In the past, the Food and Drug Administration has not actively regulated Electronic Medical Records. However, due to the advent of new, more powerful data storing and organizing network systems that can aggregate many thousands of often anonymized records, Electronic Medical Records will soon be capable of creating hitherto nonexistent clinical databases. The problem arises when those databases begin to be used to guide medical decision-making regarding the treatment received by many patients at the time and place of care. As such, the validity of that guidance becomes a major issue of contention for the Food and Drug Administration, whose mandate is to assess the safety and effectiveness of all registered medical devices.
Naturally, a major debate has opened up regarding the question of regulatory oversight; namely, the identity of the authorities who determine the validity of the conclusions derived from the data. In the case of private corporations owning the Electronic Medical Records networks, they will not only “own” the data; they will also be incented to mine the data in such a way as to direct interpretations of it to physicians. Suspicions will certainly rise regarding the validity of these interpretations due to profit motives.
In opposition to private corporations, government agencies, including ONCHIT and the Food and Drug Administration will see the need to regulate these interpretations through the government's oversight. This process is both very slow and often uncertain and may cause harmful delays in understanding the guidance potential of the data. Furthermore, much of the data interpretation, although potentially very useful to clinical analysis at the point of care, may not meet the standard government agencies' need to certify it as effective, thereby limiting a physician's ability to utilize a potentially life-saving solution. Further problems will occur when this data begins to evolve in its interpretive guidance. As more data is collected, the guidance it provides may change very rapidly, and the government oversight process will not be able to keep up. This scenario could potentially create a confusing state of affairs between regulatory bodies and healthcare facilities.

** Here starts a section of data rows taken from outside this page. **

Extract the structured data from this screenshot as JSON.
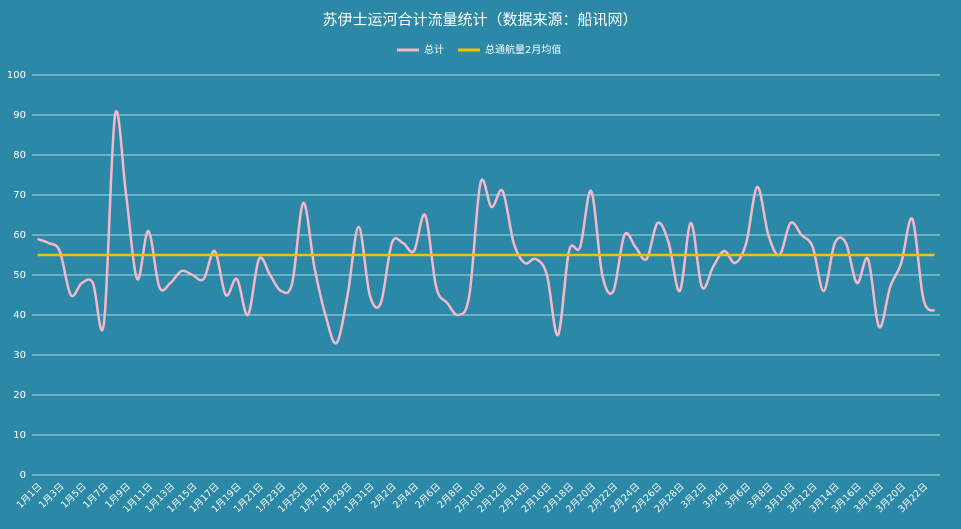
{
  "chart_data": {
    "type": "line",
    "title": "苏伊士运河合计流量统计（数据来源：船讯网）",
    "categories": [
      "1月1日",
      null,
      "1月3日",
      null,
      "1月5日",
      null,
      "1月7日",
      null,
      "1月9日",
      null,
      "1月11日",
      null,
      "1月13日",
      null,
      "1月15日",
      null,
      "1月17日",
      null,
      "1月19日",
      null,
      "1月21日",
      null,
      "1月23日",
      null,
      "1月25日",
      null,
      "1月27日",
      null,
      "1月29日",
      null,
      "1月31日",
      null,
      "2月2日",
      null,
      "2月4日",
      null,
      "2月6日",
      null,
      "2月8日",
      null,
      "2月10日",
      null,
      "2月12日",
      null,
      "2月14日",
      null,
      "2月16日",
      null,
      "2月18日",
      null,
      "2月20日",
      null,
      "2月22日",
      null,
      "2月24日",
      null,
      "2月26日",
      null,
      "2月28日",
      null,
      "3月2日",
      null,
      "3月4日",
      null,
      "3月6日",
      null,
      "3月8日",
      null,
      "3月10日",
      null,
      "3月12日",
      null,
      "3月14日",
      null,
      "3月16日",
      null,
      "3月18日",
      null,
      "3月20日",
      null,
      "3月22日",
      null
    ],
    "series": [
      {
        "name": "总计",
        "color": "#f5b8ca",
        "values": [
          59,
          58,
          56,
          45,
          48,
          48,
          38,
          90,
          70,
          49,
          61,
          47,
          48,
          51,
          50,
          49,
          56,
          45,
          49,
          40,
          54,
          50,
          46,
          48,
          68,
          52,
          40,
          33,
          45,
          62,
          45,
          43,
          58,
          58,
          56,
          65,
          47,
          43,
          40,
          45,
          73,
          67,
          71,
          58,
          53,
          54,
          50,
          35,
          56,
          57,
          71,
          50,
          46,
          60,
          57,
          54,
          63,
          58,
          46,
          63,
          47,
          52,
          56,
          53,
          58,
          72,
          60,
          55,
          63,
          60,
          57,
          46,
          58,
          58,
          48,
          54,
          37,
          47,
          53,
          64,
          44,
          41
        ]
      },
      {
        "name": "总通航量2月均值",
        "color": "#f2c200",
        "values": [
          55,
          55,
          55,
          55,
          55,
          55,
          55,
          55,
          55,
          55,
          55,
          55,
          55,
          55,
          55,
          55,
          55,
          55,
          55,
          55,
          55,
          55,
          55,
          55,
          55,
          55,
          55,
          55,
          55,
          55,
          55,
          55,
          55,
          55,
          55,
          55,
          55,
          55,
          55,
          55,
          55,
          55,
          55,
          55,
          55,
          55,
          55,
          55,
          55,
          55,
          55,
          55,
          55,
          55,
          55,
          55,
          55,
          55,
          55,
          55,
          55,
          55,
          55,
          55,
          55,
          55,
          55,
          55,
          55,
          55,
          55,
          55,
          55,
          55,
          55,
          55,
          55,
          55,
          55,
          55,
          55,
          55
        ]
      }
    ],
    "ylim": [
      0,
      100
    ],
    "yticks": [
      0,
      10,
      20,
      30,
      40,
      50,
      60,
      70,
      80,
      90,
      100
    ],
    "grid": true
  }
}
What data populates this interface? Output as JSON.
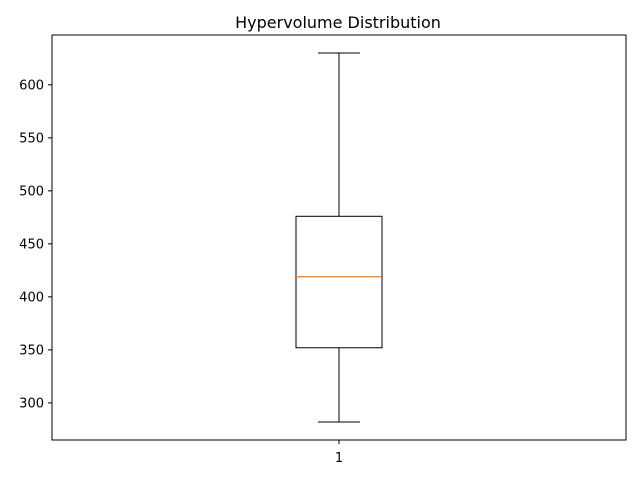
{
  "chart_data": {
    "type": "box",
    "title": "Hypervolume Distribution",
    "xlabel": "",
    "ylabel": "",
    "categories": [
      "1"
    ],
    "boxes": [
      {
        "category": "1",
        "whisker_low": 282,
        "q1": 352,
        "median": 419,
        "q3": 476,
        "whisker_high": 630
      }
    ],
    "yticks": [
      300,
      350,
      400,
      450,
      500,
      550,
      600
    ],
    "ylim": [
      265,
      647
    ],
    "grid": false,
    "colors": {
      "box": "#000000",
      "median": "#ff7f0e",
      "axes": "#000000",
      "background": "#ffffff"
    }
  }
}
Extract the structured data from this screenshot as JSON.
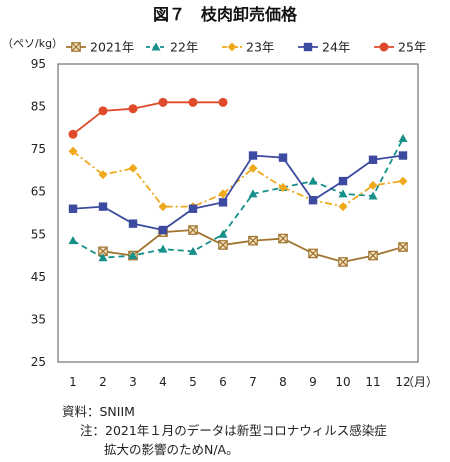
{
  "chart_data": {
    "type": "line",
    "title": "図７　枝肉卸売価格",
    "ylabel": "（ペソ/kg）",
    "xlabel": "（月）",
    "categories": [
      "1",
      "2",
      "3",
      "4",
      "5",
      "6",
      "7",
      "8",
      "9",
      "10",
      "11",
      "12"
    ],
    "ylim": [
      25,
      95
    ],
    "yticks": [
      25,
      35,
      45,
      55,
      65,
      75,
      85,
      95
    ],
    "grid": false,
    "legend_position": "top",
    "series": [
      {
        "name": "2021年",
        "color": "#a0732f",
        "marker": "x-box",
        "dash": "solid",
        "values": [
          null,
          51,
          50,
          55.5,
          56,
          52.5,
          53.5,
          54,
          50.5,
          48.5,
          50,
          52
        ]
      },
      {
        "name": "22年",
        "color": "#17908a",
        "marker": "triangle",
        "dash": "dash",
        "values": [
          53.5,
          49.5,
          50,
          51.5,
          51,
          55,
          64.5,
          66,
          67.5,
          64.5,
          64,
          77.5
        ]
      },
      {
        "name": "23年",
        "color": "#f0a91c",
        "marker": "diamond",
        "dash": "dashdot",
        "values": [
          74.5,
          69,
          70.5,
          61.5,
          61.5,
          64.5,
          70.5,
          66,
          63,
          61.5,
          66.5,
          67.5
        ]
      },
      {
        "name": "24年",
        "color": "#3c4aa0",
        "marker": "square",
        "dash": "solid",
        "values": [
          61,
          61.5,
          57.5,
          56,
          61,
          62.5,
          73.5,
          73,
          63,
          67.5,
          72.5,
          73.5
        ]
      },
      {
        "name": "25年",
        "color": "#e04a2a",
        "marker": "circle",
        "dash": "solid",
        "values": [
          78.5,
          84,
          84.5,
          86,
          86,
          86,
          null,
          null,
          null,
          null,
          null,
          null
        ]
      }
    ]
  },
  "notes": {
    "source": "資料：SNIIM",
    "note_line1": "注：2021年１月のデータは新型コロナウィルス感染症",
    "note_line2": "拡大の影響のためN/A。"
  }
}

Historically, these problems have been solved through the peer-reviewed system of scientifically researched data analysis and publication. The major benefits of this system are the constant revisions that the scientific process provides along with the self-policing effect against discredited methods that peer-reviewed publications provide. However, this process relies entirely on an open source data system that allows scientists full access to common data warehouses for independent interpretation. When that access is limited, invariably so are the results of the subsequent studies. The only flaw in this system is that the process of peer-reviewing and publication is slow; and much of the new interpretations take too long to get to the point of care, thus eliminating one of the major goals of the new Electronic Medical Records technology objectives.
Thus, there is presently no system which enables the treating physician to effectively monitor and process multiple sets of patient data and customize the analysis of this collected patient-specific data for the individual patient to cover ailments as specified by the physician (or unspecified), all in conjunction with the ability to dynamically access a Digital Library which provides the treating physician with resource materials, including control and control data sets for patients.